I instantly remembered him and remembered preaching at a youth event at his former church. I knew him, but I was thrown off because I wasn't expecting to see him. In my mind, he was associated with another church several states away. Once I moved beyond my flawed expectations, we had a great conversation.
I believe this same concept is often true in our relationship with God. We look for God in so many different ways. We look for Him to show up in the midst of trials. We seek Him for comfort or reassurance. We bring requests to God and expect Him to meet them according to our expectations, and often, God shows up exactly where we need Him to be. But I am convinced there are many times I look for God and miss Him because I’m looking for Him on my terms or according to my expectations about how He should act.
Nowhere is this more evident than in the story of Naaman. Remember him? It’s OK if you need a little reminder. Naaman was a commander in the Syrian Army. He was well regarded because of his military prowess, but he was afflicted with leprosy. Syria was an enemy of Israel, and on one of his raids, Naaman captured an Israelite girl who was put in service of Naaman’s wife. One day the little girl made an offhand remark: If only Naaman were in Israel, the prophet there (Elisha) would heal him of his leprosy. This was shocking news to Naaman, who immediately got permission to go and see this prophet.
Fast forward a bit. Naaman and his vast entourage show up at Elisha's house, bearing wealth and gifts. But the prophet doesn't act like Naaman expects. Instead of coming out of the house and greeting him, Elisha sends a messenger to tell Naaman to wash in the Jordan seven times, and then he will be healed. It sounds like a good deal, right? Except that Naaman is furious.
“ But Naaman was angry and went away, saying, ‘Behold, I thought that he would surely come out to me and stand and call upon the name of the LORD his God, and wave his hand over the place and cure the leper.  Are not Abana and Pharpar, the rivers of Damascus, better than all the waters of Israel? Could I not wash in them and be clean?’ So he turned and went away in a rage.” - 2 Kings 5:11–12
“. . . I thought that surely . . .” Those are the words of expectation speaking. Naaman had a picture in his mind of how God would move. He had expectations. And instead of trusting God’s plan, Naaman got frustrated and stormed off. He (almost) missed out on a chance to see God work. Fortunately, his advisors talked some sense into him, and he eventually went back and followed Elisha’s advice. He experienced God’s healing. But only because he moved beyond his expectations.

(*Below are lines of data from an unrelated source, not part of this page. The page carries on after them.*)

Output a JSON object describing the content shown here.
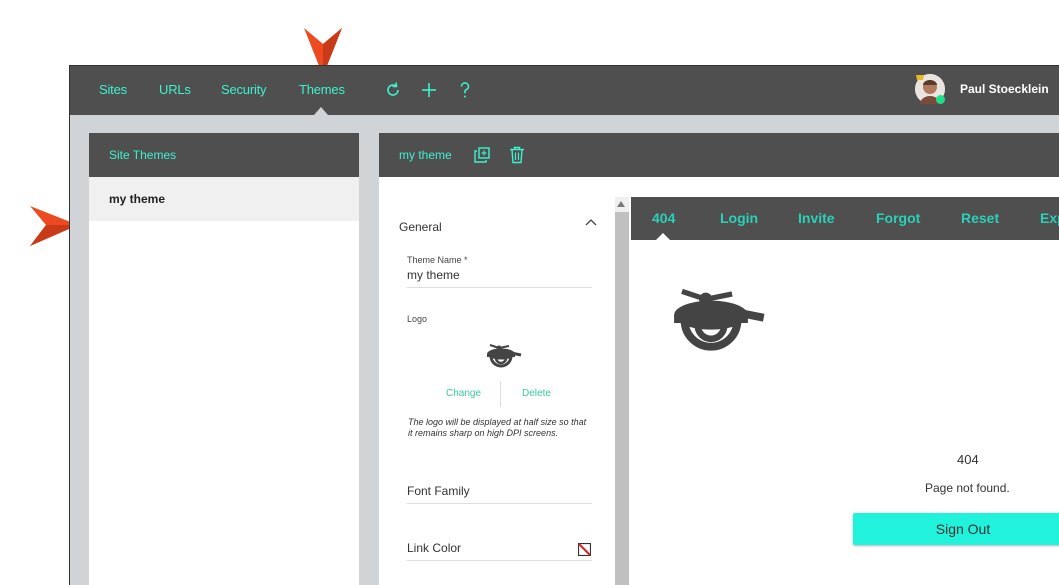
{
  "topbar": {
    "nav": [
      "Sites",
      "URLs",
      "Security",
      "Themes"
    ],
    "active": "Themes",
    "icons": [
      "refresh-icon",
      "plus-icon",
      "help-icon"
    ],
    "user_name": "Paul Stoecklein"
  },
  "left_panel": {
    "title": "Site Themes",
    "items": [
      "my theme"
    ]
  },
  "main_panel": {
    "title": "my theme",
    "icons": [
      "duplicate-icon",
      "trash-icon"
    ]
  },
  "settings": {
    "section_title": "General",
    "theme_name_label": "Theme Name *",
    "theme_name_value": "my theme",
    "logo_label": "Logo",
    "change_label": "Change",
    "delete_label": "Delete",
    "logo_help": "The logo will be displayed at half size so that it remains sharp on high DPI screens.",
    "font_family_label": "Font Family",
    "link_color_label": "Link Color"
  },
  "preview": {
    "tabs": [
      "404",
      "Login",
      "Invite",
      "Forgot",
      "Reset",
      "Exp"
    ],
    "active_tab": "404",
    "code": "404",
    "message": "Page not found.",
    "button": "Sign Out"
  },
  "colors": {
    "accent": "#3df2cf",
    "bar": "#4f4f4f",
    "button": "#21f2dc",
    "annotation": "#ee4a22"
  }
}
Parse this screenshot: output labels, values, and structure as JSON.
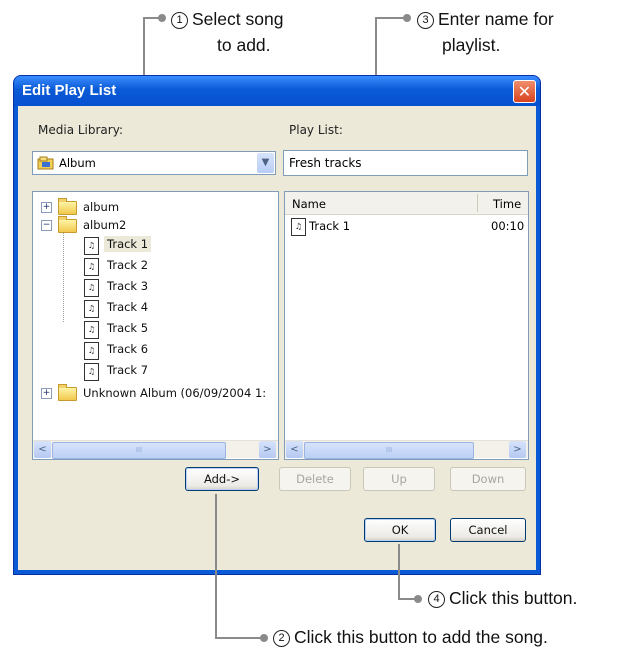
{
  "callouts": {
    "c1": {
      "num": "1",
      "line1": "Select song",
      "line2": "to add."
    },
    "c2": {
      "num": "2",
      "text": "Click this button to add the song."
    },
    "c3": {
      "num": "3",
      "line1": "Enter name for",
      "line2": "playlist."
    },
    "c4": {
      "num": "4",
      "text": "Click this button."
    }
  },
  "window": {
    "title": "Edit Play List",
    "close_glyph": "✕"
  },
  "library": {
    "label": "Media Library:",
    "source_value": "Album",
    "tree": [
      {
        "label": "album",
        "expander": "+",
        "type": "folder"
      },
      {
        "label": "album2",
        "expander": "−",
        "type": "folder"
      },
      {
        "label": "Track 1",
        "type": "track",
        "selected": true
      },
      {
        "label": "Track 2",
        "type": "track"
      },
      {
        "label": "Track 3",
        "type": "track"
      },
      {
        "label": "Track 4",
        "type": "track"
      },
      {
        "label": "Track 5",
        "type": "track"
      },
      {
        "label": "Track 6",
        "type": "track"
      },
      {
        "label": "Track 7",
        "type": "track"
      },
      {
        "label": "Unknown Album (06/09/2004 1:",
        "expander": "+",
        "type": "folder"
      }
    ]
  },
  "playlist": {
    "label": "Play List:",
    "name_value": "Fresh tracks",
    "columns": [
      "Name",
      "Time"
    ],
    "rows": [
      {
        "name": "Track 1",
        "time": "00:10"
      }
    ]
  },
  "buttons": {
    "add": "Add->",
    "delete": "Delete",
    "up": "Up",
    "down": "Down",
    "ok": "OK",
    "cancel": "Cancel"
  },
  "scroll": {
    "left": "<",
    "right": ">",
    "thumb": "III"
  },
  "colors": {
    "accent": "#0a5ad6",
    "selection": "#ece9d8",
    "close": "#d8431f"
  }
}
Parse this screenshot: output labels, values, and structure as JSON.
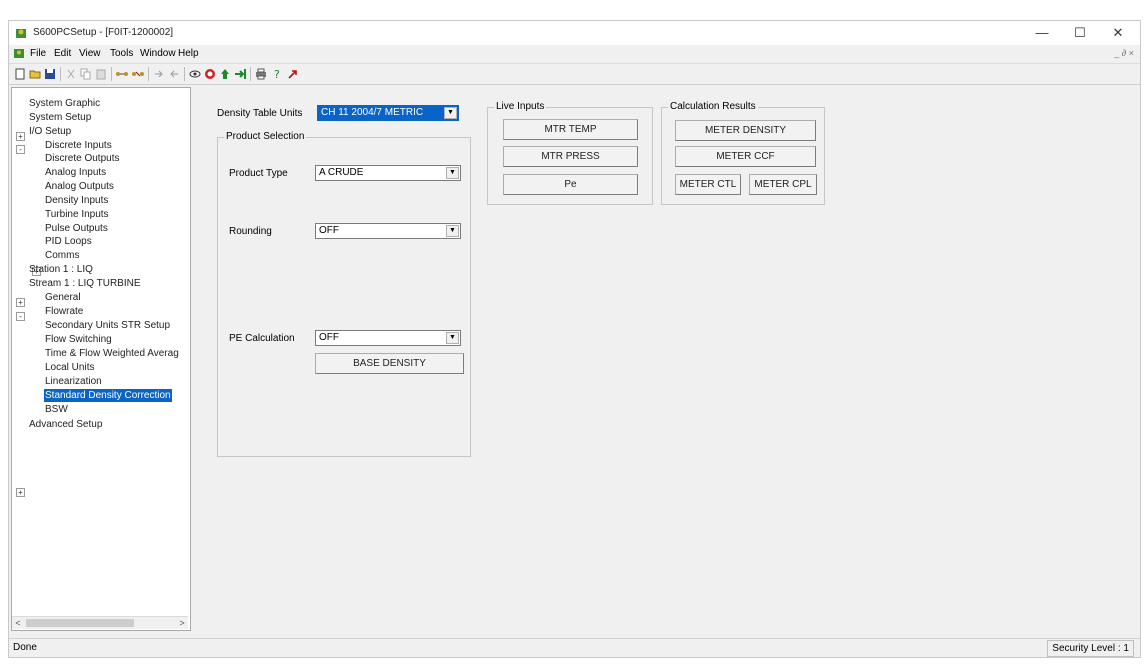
{
  "window": {
    "title": "S600PCSetup - [F0IT-1200002]",
    "minimize_glyph": "—",
    "maximize_glyph": "☐",
    "close_glyph": "✕"
  },
  "menubar": {
    "items": [
      "File",
      "Edit",
      "View",
      "Tools",
      "Window",
      "Help"
    ],
    "mdi_controls": "_ ∂ ×"
  },
  "toolbar": {
    "buttons": [
      "new-icon",
      "open-icon",
      "save-icon",
      "cut-icon",
      "copy-icon",
      "paste-icon",
      "connect-icon",
      "disconnect-icon",
      "send-icon",
      "receive-icon",
      "eye-icon",
      "stop-icon",
      "upload-icon",
      "download-icon",
      "print-icon",
      "help-icon",
      "arrow-icon"
    ]
  },
  "tree": {
    "items": [
      {
        "label": "System Graphic",
        "level": 0,
        "expander": ""
      },
      {
        "label": "System Setup",
        "level": 0,
        "expander": "+"
      },
      {
        "label": "I/O Setup",
        "level": 0,
        "expander": "-"
      },
      {
        "label": "Discrete Inputs",
        "level": 1,
        "expander": ""
      },
      {
        "label": "Discrete Outputs",
        "level": 1,
        "expander": ""
      },
      {
        "label": "Analog Inputs",
        "level": 1,
        "expander": ""
      },
      {
        "label": "Analog Outputs",
        "level": 1,
        "expander": ""
      },
      {
        "label": "Density Inputs",
        "level": 1,
        "expander": ""
      },
      {
        "label": "Turbine Inputs",
        "level": 1,
        "expander": ""
      },
      {
        "label": "Pulse Outputs",
        "level": 1,
        "expander": ""
      },
      {
        "label": "PID Loops",
        "level": 1,
        "expander": "+"
      },
      {
        "label": "Comms",
        "level": 1,
        "expander": ""
      },
      {
        "label": "Station 1 : LIQ",
        "level": 0,
        "expander": "+"
      },
      {
        "label": "Stream 1 : LIQ TURBINE",
        "level": 0,
        "expander": "-"
      },
      {
        "label": "General",
        "level": 1,
        "expander": ""
      },
      {
        "label": "Flowrate",
        "level": 1,
        "expander": ""
      },
      {
        "label": "Secondary Units STR Setup",
        "level": 1,
        "expander": ""
      },
      {
        "label": "Flow Switching",
        "level": 1,
        "expander": ""
      },
      {
        "label": "Time & Flow Weighted Averag",
        "level": 1,
        "expander": ""
      },
      {
        "label": "Local Units",
        "level": 1,
        "expander": ""
      },
      {
        "label": "Linearization",
        "level": 1,
        "expander": ""
      },
      {
        "label": "Standard Density Correction",
        "level": 1,
        "expander": "",
        "selected": true
      },
      {
        "label": "BSW",
        "level": 1,
        "expander": ""
      },
      {
        "label": "Advanced Setup",
        "level": 0,
        "expander": "+"
      }
    ],
    "scroll_left": "<",
    "scroll_right": ">"
  },
  "form": {
    "density_table_label": "Density Table Units",
    "density_table_value": "CH 11 2004/7 METRIC",
    "product_selection_title": "Product Selection",
    "product_type_label": "Product Type",
    "product_type_value": "A CRUDE",
    "rounding_label": "Rounding",
    "rounding_value": "OFF",
    "pe_calc_label": "PE Calculation",
    "pe_calc_value": "OFF",
    "base_density_button": "BASE DENSITY",
    "dropdown_glyph": "▼"
  },
  "live_inputs": {
    "title": "Live Inputs",
    "buttons": [
      "MTR TEMP",
      "MTR PRESS",
      "Pe"
    ]
  },
  "calc_results": {
    "title": "Calculation Results",
    "meter_density": "METER DENSITY",
    "meter_ccf": "METER CCF",
    "meter_ctl": "METER CTL",
    "meter_cpl": "METER CPL"
  },
  "status": {
    "text": "Done",
    "security": "Security Level : 1"
  }
}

I wonder how much of God we miss because we let our preconceived expectations flavor the way we encounter Him.
There is a lesson for us here if we will see it. We must trust that God knows best. We must trust that He is in control of all things. We must trust that He is perfectly good and incapable of wrongdoing. And we must trust that He loves us. If each of these things is true, which they 100% are, we cannot bring a request to God with any expectation other than the expectation that He will act according to His glory and our best interest.
God will act. He always does. But we must surrender the HOW to Him. We cannot allow our expectations to dim our sight, or we may miss God moving right in front of us.